Fastest Offset Read for a Small Array

2020-07-25 10:37发布

问题:

For speed, I would like to read one of 8 registers referenced by the value in a 9th register. The fastest way I see to do this is to use 3 conditional jumps (checking 3 bits in the 9th register). This should have shorter latency than the standard way of doing this with an offset memory read, but this still requires at least 6 clock cycles (at least one test plus one conditional jmp per bit check).

Is there any commercial CPU (preferably x86/x64) with an intrinsic to do this "offset register read" with a latency of just one clock cycle?

In theory, an optimized CPU could do this with one addition and one move, so two or one clock cycles seems easy...is there some general reason that architectures don't care about speeding up an offset read for a small array?

回答1:

Treating the CPU registers as an array is really not a common approach these days. The last architecture I know that allowed this was the PDP11 and it died out in the late 80s. Why don't you put your array into some memory location like any other array?

That said, you could use a computed jump. This also replaces a data dependency (indexed addressing mode) with a control dependency so out-of-order exec doesn't have to wait for the index input to even be ready before it can start running code that uses the final RAX. Of course this assumes correct branch prediction, which is unlikely if the index changes often. A branch mispredict costs many cycles of little work being done, but the small latency of a load that hits in L1d cache can overlap with independent work very easily.

The throughput cost is higher than an array in memory: some address computations, one jump, one move and a ret, instead of just a mov or even a memory operand with an indexed addressing mode.
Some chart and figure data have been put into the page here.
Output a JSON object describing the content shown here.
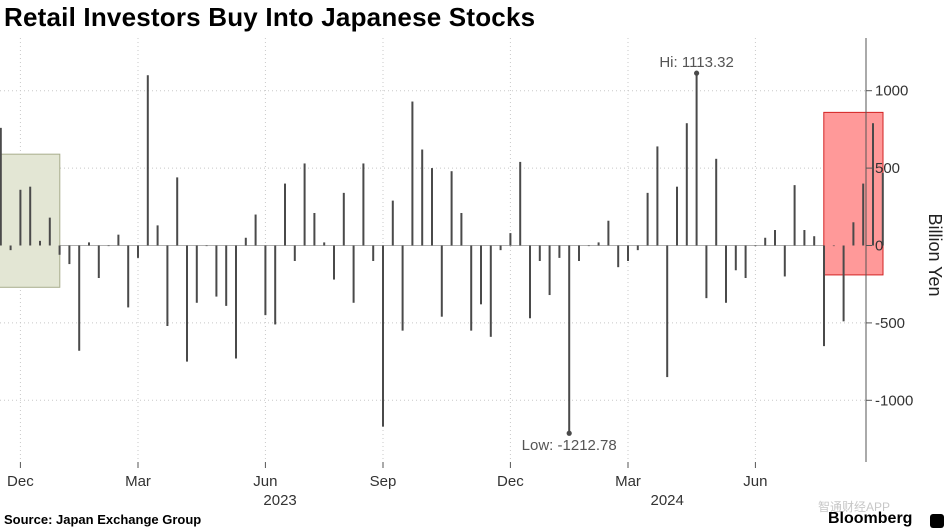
{
  "title": "Retail Investors Buy Into Japanese Stocks",
  "source": "Source: Japan Exchange Group",
  "brand": "Bloomberg",
  "watermark": "智通财经APP",
  "chart_data": {
    "type": "bar",
    "ylabel": "Billion Yen",
    "ylim": [
      -1400,
      1330
    ],
    "yticks": [
      1000,
      500,
      0,
      -500,
      -1000
    ],
    "ytick_labels": [
      "1000",
      "500",
      "0",
      "-500",
      "-1000"
    ],
    "x_month_labels": [
      {
        "label": "Dec",
        "week": 2
      },
      {
        "label": "Mar",
        "week": 14
      },
      {
        "label": "Jun",
        "week": 27
      },
      {
        "label": "Sep",
        "week": 39
      },
      {
        "label": "Dec",
        "week": 52
      },
      {
        "label": "Mar",
        "week": 64
      },
      {
        "label": "Jun",
        "week": 77
      }
    ],
    "x_year_labels": [
      {
        "label": "2023",
        "week": 28.5
      },
      {
        "label": "2024",
        "week": 68
      }
    ],
    "grid": true,
    "values": [
      760,
      -30,
      360,
      380,
      30,
      180,
      -60,
      -120,
      -680,
      20,
      -210,
      0,
      70,
      -400,
      -80,
      1100,
      130,
      -520,
      440,
      -750,
      -370,
      0,
      -330,
      -390,
      -730,
      50,
      200,
      -450,
      -510,
      400,
      -100,
      530,
      210,
      20,
      -220,
      340,
      -370,
      530,
      -100,
      -1170,
      290,
      -550,
      930,
      620,
      500,
      -460,
      480,
      210,
      -550,
      -380,
      -590,
      -30,
      80,
      540,
      -470,
      -100,
      -320,
      -80,
      -1212.78,
      -100,
      0,
      20,
      160,
      -140,
      -100,
      -30,
      340,
      640,
      -850,
      380,
      790,
      1113.32,
      -340,
      560,
      -370,
      -160,
      -210,
      0,
      50,
      100,
      -200,
      390,
      100,
      60,
      -650,
      0,
      -490,
      150,
      400,
      790,
      470
    ],
    "annotations": [
      {
        "text": "Hi: 1113.32",
        "week": 71,
        "value": 1113.32
      },
      {
        "text": "Low: -1212.78",
        "week": 58,
        "value": -1212.78
      }
    ],
    "highlights": [
      {
        "from_week": 0,
        "to_week": 5,
        "ymin": -270,
        "ymax": 590,
        "color": "#e3e6d4"
      },
      {
        "from_week": 85,
        "to_week": 89,
        "ymin": -190,
        "ymax": 860,
        "color": "#ff9999"
      }
    ],
    "colors": {
      "bar": "#4a4a4a",
      "grid": "#c8c8c8",
      "axis": "#555555",
      "highlight_left": "#e3e6d4",
      "highlight_left_border": "#a8ad8d",
      "highlight_right": "#ff9999",
      "highlight_right_border": "#d22222"
    }
  }
}
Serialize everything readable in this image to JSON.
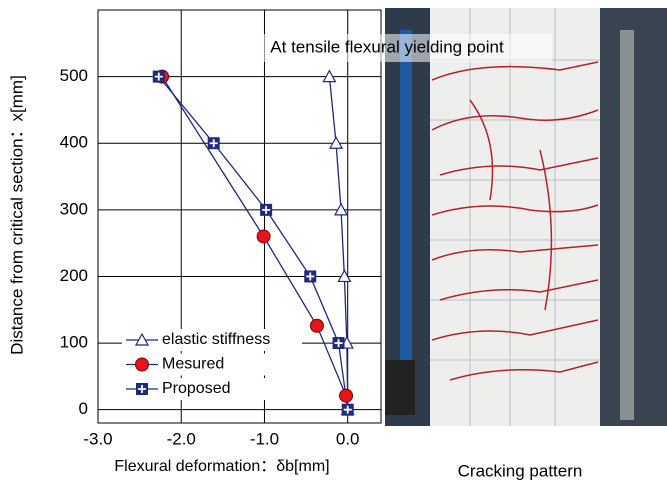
{
  "chart_data": {
    "type": "line",
    "title": "At tensile flexural yielding point",
    "x_label": "Flexural deformation：δb[mm]",
    "y_label": "Distance from critical section：x[mm]",
    "caption": "Cracking pattern",
    "xlim": [
      -3.0,
      0.4
    ],
    "ylim": [
      -20,
      600
    ],
    "xticks": [
      {
        "value": -3,
        "label": "-3.0"
      },
      {
        "value": -2,
        "label": "-2.0"
      },
      {
        "value": -1,
        "label": "-1.0"
      },
      {
        "value": 0,
        "label": "0.0"
      }
    ],
    "yticks": [
      0,
      100,
      200,
      300,
      400,
      500
    ],
    "grid": true,
    "legend": "lower left",
    "series": [
      {
        "name": "elastic stiffness",
        "color": "#1f2a7a",
        "marker": "triangle",
        "x": [
          -0.22,
          -0.14,
          -0.08,
          -0.04,
          -0.01,
          0.0
        ],
        "values": [
          500,
          400,
          300,
          200,
          100,
          0
        ]
      },
      {
        "name": "Mesured",
        "color": "#1f2a7a",
        "marker": "circle",
        "x": [
          -2.23,
          -1.01,
          -0.37,
          -0.02
        ],
        "values": [
          500,
          260,
          126,
          21
        ]
      },
      {
        "name": "Proposed",
        "color": "#1f2a7a",
        "marker": "square",
        "x": [
          -2.27,
          -1.61,
          -0.98,
          -0.45,
          -0.11,
          0.0
        ],
        "values": [
          500,
          400,
          300,
          200,
          100,
          0
        ]
      }
    ]
  }
}
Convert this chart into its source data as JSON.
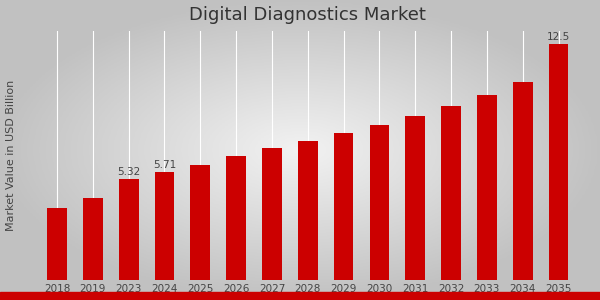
{
  "title": "Digital Diagnostics Market",
  "ylabel": "Market Value in USD Billion",
  "categories": [
    "2018",
    "2019",
    "2023",
    "2024",
    "2025",
    "2026",
    "2027",
    "2028",
    "2029",
    "2030",
    "2031",
    "2032",
    "2033",
    "2034",
    "2035"
  ],
  "values": [
    3.8,
    4.3,
    5.32,
    5.71,
    6.1,
    6.55,
    7.0,
    7.35,
    7.75,
    8.2,
    8.7,
    9.2,
    9.8,
    10.5,
    12.5
  ],
  "bar_color": "#cc0000",
  "labeled_indices": [
    2,
    3,
    14
  ],
  "labels": {
    "2": "5.32",
    "3": "5.71",
    "14": "12.5"
  },
  "bg_color_center": "#f0f0f0",
  "bg_color_edge": "#c8c8c8",
  "title_fontsize": 13,
  "label_fontsize": 7.5,
  "tick_fontsize": 7.5,
  "ylabel_fontsize": 8,
  "ylim": [
    0,
    13.2
  ],
  "bottom_bar_color": "#cc0000",
  "bottom_bar_height": 8,
  "grid_color": "#ffffff",
  "grid_linewidth": 0.8
}
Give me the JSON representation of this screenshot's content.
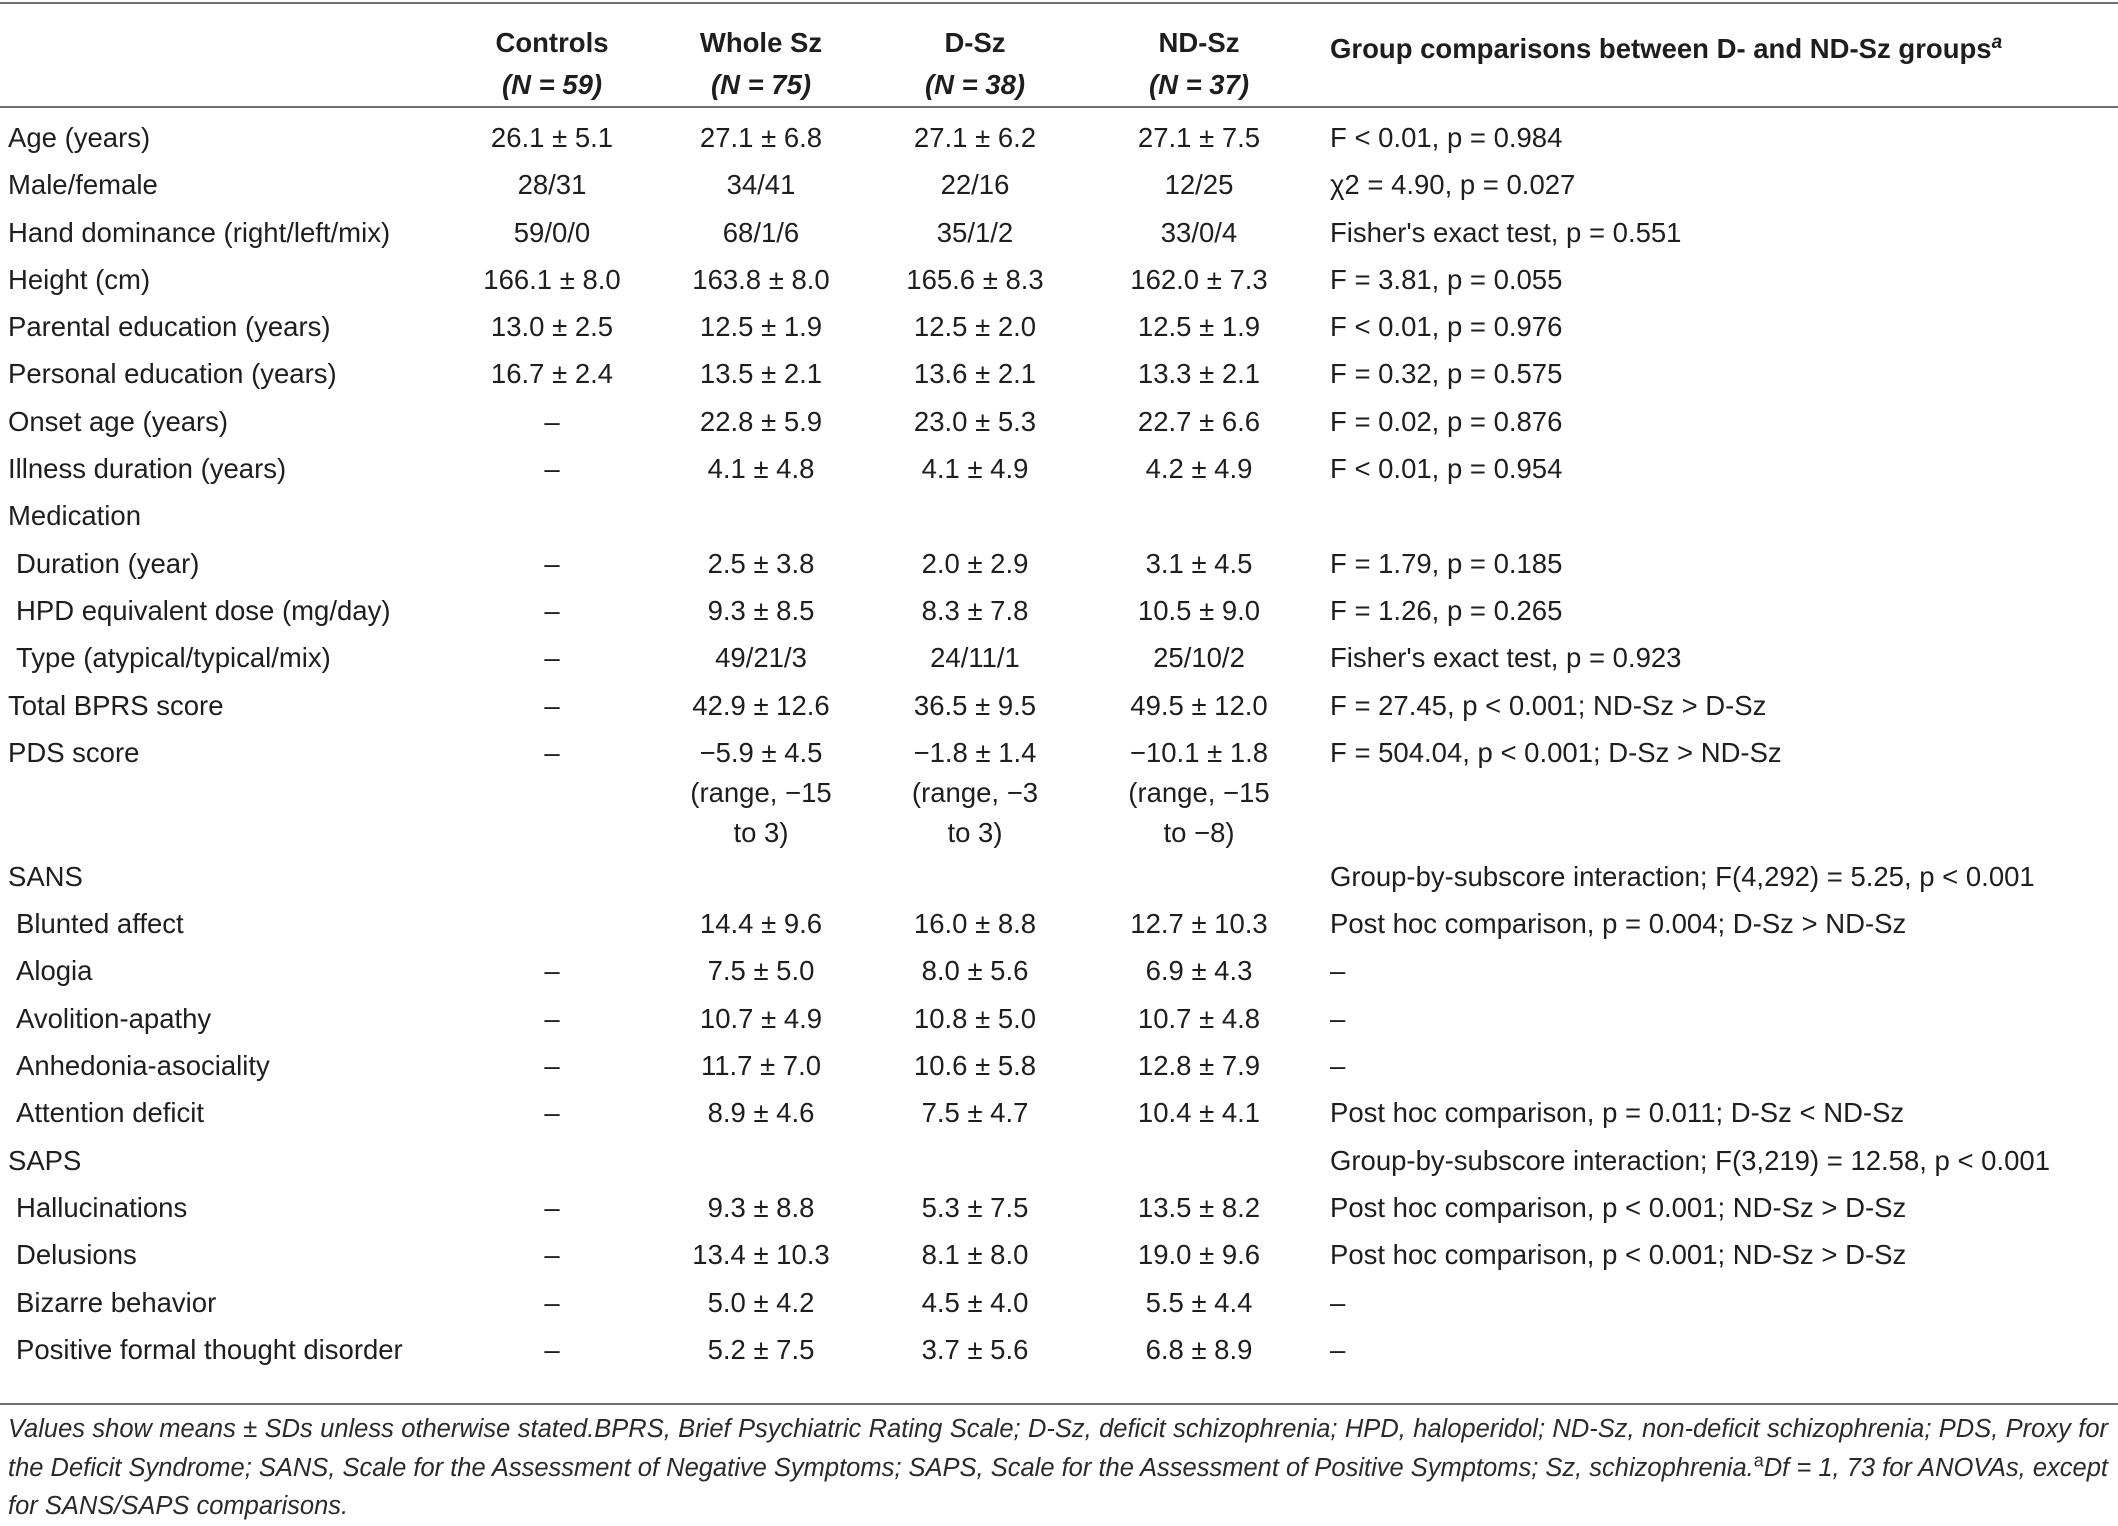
{
  "header": {
    "col_controls": "Controls",
    "col_controls_n": "(N = 59)",
    "col_whole": "Whole Sz",
    "col_whole_n": "(N = 75)",
    "col_dsz": "D-Sz",
    "col_dsz_n": "(N = 38)",
    "col_ndsz": "ND-Sz",
    "col_ndsz_n": "(N = 37)",
    "col_comparison": "Group comparisons between D- and ND-Sz groups",
    "col_comparison_sup": "a"
  },
  "rows": [
    {
      "label": "Age (years)",
      "controls": "26.1 ± 5.1",
      "whole": "27.1 ± 6.8",
      "dsz": "27.1 ± 6.2",
      "ndsz": "27.1 ± 7.5",
      "cmp": "F < 0.01, p = 0.984"
    },
    {
      "label": "Male/female",
      "controls": "28/31",
      "whole": "34/41",
      "dsz": "22/16",
      "ndsz": "12/25",
      "cmp": "χ2 = 4.90, p = 0.027"
    },
    {
      "label": "Hand dominance (right/left/mix)",
      "controls": "59/0/0",
      "whole": "68/1/6",
      "dsz": "35/1/2",
      "ndsz": "33/0/4",
      "cmp": "Fisher's exact test, p = 0.551"
    },
    {
      "label": "Height (cm)",
      "controls": "166.1 ± 8.0",
      "whole": "163.8 ± 8.0",
      "dsz": "165.6 ± 8.3",
      "ndsz": "162.0 ± 7.3",
      "cmp": "F = 3.81, p = 0.055"
    },
    {
      "label": "Parental education (years)",
      "controls": "13.0 ± 2.5",
      "whole": "12.5 ± 1.9",
      "dsz": "12.5 ± 2.0",
      "ndsz": "12.5 ± 1.9",
      "cmp": "F < 0.01, p = 0.976"
    },
    {
      "label": "Personal education (years)",
      "controls": "16.7 ± 2.4",
      "whole": "13.5 ± 2.1",
      "dsz": "13.6 ± 2.1",
      "ndsz": "13.3 ± 2.1",
      "cmp": "F = 0.32, p = 0.575"
    },
    {
      "label": "Onset age (years)",
      "controls": "–",
      "whole": "22.8 ± 5.9",
      "dsz": "23.0 ± 5.3",
      "ndsz": "22.7 ± 6.6",
      "cmp": "F = 0.02, p = 0.876"
    },
    {
      "label": "Illness duration (years)",
      "controls": "–",
      "whole": "4.1 ± 4.8",
      "dsz": "4.1 ± 4.9",
      "ndsz": "4.2 ± 4.9",
      "cmp": "F < 0.01, p = 0.954"
    },
    {
      "label": "Medication",
      "controls": "",
      "whole": "",
      "dsz": "",
      "ndsz": "",
      "cmp": ""
    },
    {
      "label": "Duration (year)",
      "sub": true,
      "controls": "–",
      "whole": "2.5 ± 3.8",
      "dsz": "2.0 ± 2.9",
      "ndsz": "3.1 ± 4.5",
      "cmp": "F = 1.79, p = 0.185"
    },
    {
      "label": "HPD equivalent dose (mg/day)",
      "sub": true,
      "controls": "–",
      "whole": "9.3 ± 8.5",
      "dsz": "8.3 ± 7.8",
      "ndsz": "10.5 ± 9.0",
      "cmp": "F = 1.26, p = 0.265"
    },
    {
      "label": "Type (atypical/typical/mix)",
      "sub": true,
      "controls": "–",
      "whole": "49/21/3",
      "dsz": "24/11/1",
      "ndsz": "25/10/2",
      "cmp": "Fisher's exact test, p = 0.923"
    },
    {
      "label": "Total BPRS score",
      "controls": "–",
      "whole": "42.9 ± 12.6",
      "dsz": "36.5 ± 9.5",
      "ndsz": "49.5 ± 12.0",
      "cmp": "F = 27.45, p < 0.001; ND-Sz > D-Sz"
    },
    {
      "label": "PDS score",
      "controls": "–",
      "whole": "−5.9 ± 4.5\n(range, −15\nto 3)",
      "dsz": "−1.8 ± 1.4\n(range, −3\nto 3)",
      "ndsz": "−10.1 ± 1.8\n(range, −15\nto −8)",
      "cmp": "F = 504.04, p < 0.001; D-Sz > ND-Sz",
      "multiline": true
    },
    {
      "label": "SANS",
      "controls": "",
      "whole": "",
      "dsz": "",
      "ndsz": "",
      "cmp": "Group-by-subscore interaction; F(4,292) = 5.25, p < 0.001"
    },
    {
      "label": "Blunted affect",
      "sub": true,
      "controls": "",
      "whole": "14.4 ± 9.6",
      "dsz": "16.0 ± 8.8",
      "ndsz": "12.7 ± 10.3",
      "cmp": "Post hoc comparison, p = 0.004; D-Sz > ND-Sz"
    },
    {
      "label": "Alogia",
      "sub": true,
      "controls": "–",
      "whole": "7.5 ± 5.0",
      "dsz": "8.0 ± 5.6",
      "ndsz": "6.9 ± 4.3",
      "cmp": "–"
    },
    {
      "label": "Avolition-apathy",
      "sub": true,
      "controls": "–",
      "whole": "10.7 ± 4.9",
      "dsz": "10.8 ± 5.0",
      "ndsz": "10.7 ± 4.8",
      "cmp": "–"
    },
    {
      "label": "Anhedonia-asociality",
      "sub": true,
      "controls": "–",
      "whole": "11.7 ± 7.0",
      "dsz": "10.6 ± 5.8",
      "ndsz": "12.8 ± 7.9",
      "cmp": "–"
    },
    {
      "label": "Attention deficit",
      "sub": true,
      "controls": "–",
      "whole": "8.9 ± 4.6",
      "dsz": "7.5 ± 4.7",
      "ndsz": "10.4 ± 4.1",
      "cmp": "Post hoc comparison, p = 0.011; D-Sz < ND-Sz"
    },
    {
      "label": "SAPS",
      "controls": "",
      "whole": "",
      "dsz": "",
      "ndsz": "",
      "cmp": "Group-by-subscore interaction; F(3,219) = 12.58, p < 0.001"
    },
    {
      "label": "Hallucinations",
      "sub": true,
      "controls": "–",
      "whole": "9.3 ± 8.8",
      "dsz": "5.3 ± 7.5",
      "ndsz": "13.5 ± 8.2",
      "cmp": "Post hoc comparison, p < 0.001; ND-Sz > D-Sz"
    },
    {
      "label": "Delusions",
      "sub": true,
      "controls": "–",
      "whole": "13.4 ± 10.3",
      "dsz": "8.1 ± 8.0",
      "ndsz": "19.0 ± 9.6",
      "cmp": "Post hoc comparison, p < 0.001; ND-Sz > D-Sz"
    },
    {
      "label": "Bizarre behavior",
      "sub": true,
      "controls": "–",
      "whole": "5.0 ± 4.2",
      "dsz": "4.5 ± 4.0",
      "ndsz": "5.5 ± 4.4",
      "cmp": "–"
    },
    {
      "label": "Positive formal thought disorder",
      "sub": true,
      "controls": "–",
      "whole": "5.2 ± 7.5",
      "dsz": "3.7 ± 5.6",
      "ndsz": "6.8 ± 8.9",
      "cmp": "–"
    }
  ],
  "footnote": {
    "main": "Values show means ± SDs unless otherwise stated.BPRS, Brief Psychiatric Rating Scale; D-Sz, deficit schizophrenia; HPD, haloperidol; ND-Sz, non-deficit schizophrenia; PDS, Proxy for the Deficit Syndrome; SANS, Scale for the Assessment of Negative Symptoms; SAPS, Scale for the Assessment of Positive Symptoms; Sz, schizophrenia.",
    "sup": "a",
    "tail": "Df = 1, 73 for ANOVAs, except for SANS/SAPS comparisons."
  }
}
To inline this code, simply replace the jmp *%rax with a call *%rax, costing another uop. Or replace the ret instructions with a jmp to a label at the bottom and increase the stride of the jump table to 8 to account for the longer encoding.

    # select a register from r8...r15 according to the value in rdi
select:
    lea labels-4*8(%rip),%rax # rdi = 8 is the first jump table entry
    lea (%rax,%rdi,4),%rax    # pointer to the appropriate entry
    jmp *%rax                 # computed jump

    .align 4
labels:
    mov %r8, %rax
    ret

    .align 4
    mov %r9, %rax
    ret

    .align 4
    mov %r10, %rax
    ret

    .align 4
    mov %r11, %rax
    ret

    .align 4
    mov %r12, %rax
    ret

    .align 4
    mov %r13, %rax
    ret

    .align 4
    mov %r14, %rax
    ret

    .align 4
    mov %r15, %rax
    ret

While this is probably faster than three conditional jumps (depending on access pattern), it surely won't beat just using an array.